How To Interview A Gay Writer

Vikram Seth has been in the news lately for being one of the principal signatories to a campaign launched by Siddharth Dube. The petition says: “We, concerned Indian citizens, support the overturning of Section 377 of the Indian Penal Code, a colonial-era law dating to 1861, which punitively criminalizes romantic love and private, consensual sexual acts between adults of the same sex.” (I’m also one of the long list of additional signatories. A few reports on the campaign against Section 377: the Hindustan Times, the New York Times, Sepia Mutiny. Amartya Sen has also released in statement in support.) Now, in the aftermath of that campaign, Outlook magazine has carried an interview with Seth. At the beginning of the interview the following, rather wonderful, exchange takes place:

Did this law affect you in a similar way?

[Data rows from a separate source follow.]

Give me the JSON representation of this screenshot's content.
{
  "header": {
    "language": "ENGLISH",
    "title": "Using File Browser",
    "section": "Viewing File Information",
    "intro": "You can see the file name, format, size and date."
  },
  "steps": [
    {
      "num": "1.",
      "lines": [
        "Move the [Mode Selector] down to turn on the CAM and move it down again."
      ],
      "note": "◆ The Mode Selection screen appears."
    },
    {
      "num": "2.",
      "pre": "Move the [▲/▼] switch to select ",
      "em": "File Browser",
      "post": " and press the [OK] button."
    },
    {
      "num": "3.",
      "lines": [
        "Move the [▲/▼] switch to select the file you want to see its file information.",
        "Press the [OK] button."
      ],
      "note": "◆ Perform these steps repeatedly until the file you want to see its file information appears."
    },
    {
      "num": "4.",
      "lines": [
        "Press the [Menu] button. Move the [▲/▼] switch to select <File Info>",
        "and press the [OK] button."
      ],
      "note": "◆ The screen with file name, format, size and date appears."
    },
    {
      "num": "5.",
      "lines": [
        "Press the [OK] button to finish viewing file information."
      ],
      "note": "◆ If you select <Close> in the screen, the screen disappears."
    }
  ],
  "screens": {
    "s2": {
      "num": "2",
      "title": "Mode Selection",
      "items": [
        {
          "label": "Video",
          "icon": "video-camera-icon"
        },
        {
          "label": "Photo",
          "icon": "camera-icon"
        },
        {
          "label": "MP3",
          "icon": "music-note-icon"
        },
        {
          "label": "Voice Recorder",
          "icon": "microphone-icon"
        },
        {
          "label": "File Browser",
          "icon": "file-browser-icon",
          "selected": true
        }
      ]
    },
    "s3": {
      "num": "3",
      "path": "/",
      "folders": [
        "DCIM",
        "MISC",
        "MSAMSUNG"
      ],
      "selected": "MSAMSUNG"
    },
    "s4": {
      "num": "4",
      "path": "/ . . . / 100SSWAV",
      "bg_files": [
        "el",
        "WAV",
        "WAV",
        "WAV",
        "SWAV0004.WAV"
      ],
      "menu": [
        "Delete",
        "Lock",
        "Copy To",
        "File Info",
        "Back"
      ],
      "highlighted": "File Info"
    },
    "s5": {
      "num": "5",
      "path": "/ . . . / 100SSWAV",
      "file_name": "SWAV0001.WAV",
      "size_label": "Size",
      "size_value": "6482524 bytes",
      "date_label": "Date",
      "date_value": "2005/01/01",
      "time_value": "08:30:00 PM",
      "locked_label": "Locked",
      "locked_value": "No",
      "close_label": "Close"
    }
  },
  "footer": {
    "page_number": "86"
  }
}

Did it have a personal effect on your own life?

Yes. For instance, when my mother was a lawyer and later when she became a judge, I enjoyed browsing around in her law books. When I was quite young, I came across Section 377 which was in fact written in very odd Victorian phrasing about carnal intercourse against the order of nature with man, woman and so on. And as I read the description of what this section actually meant, I realised it even included, if you can believe it, oral sex between a husband and wife. A crazy law like this has no place on our books. And of course a law that is selectively used is in one aspect even worse than a law that is generally used because it puts a lot of power in individuals’ hands and makes government a rule not of laws but of people.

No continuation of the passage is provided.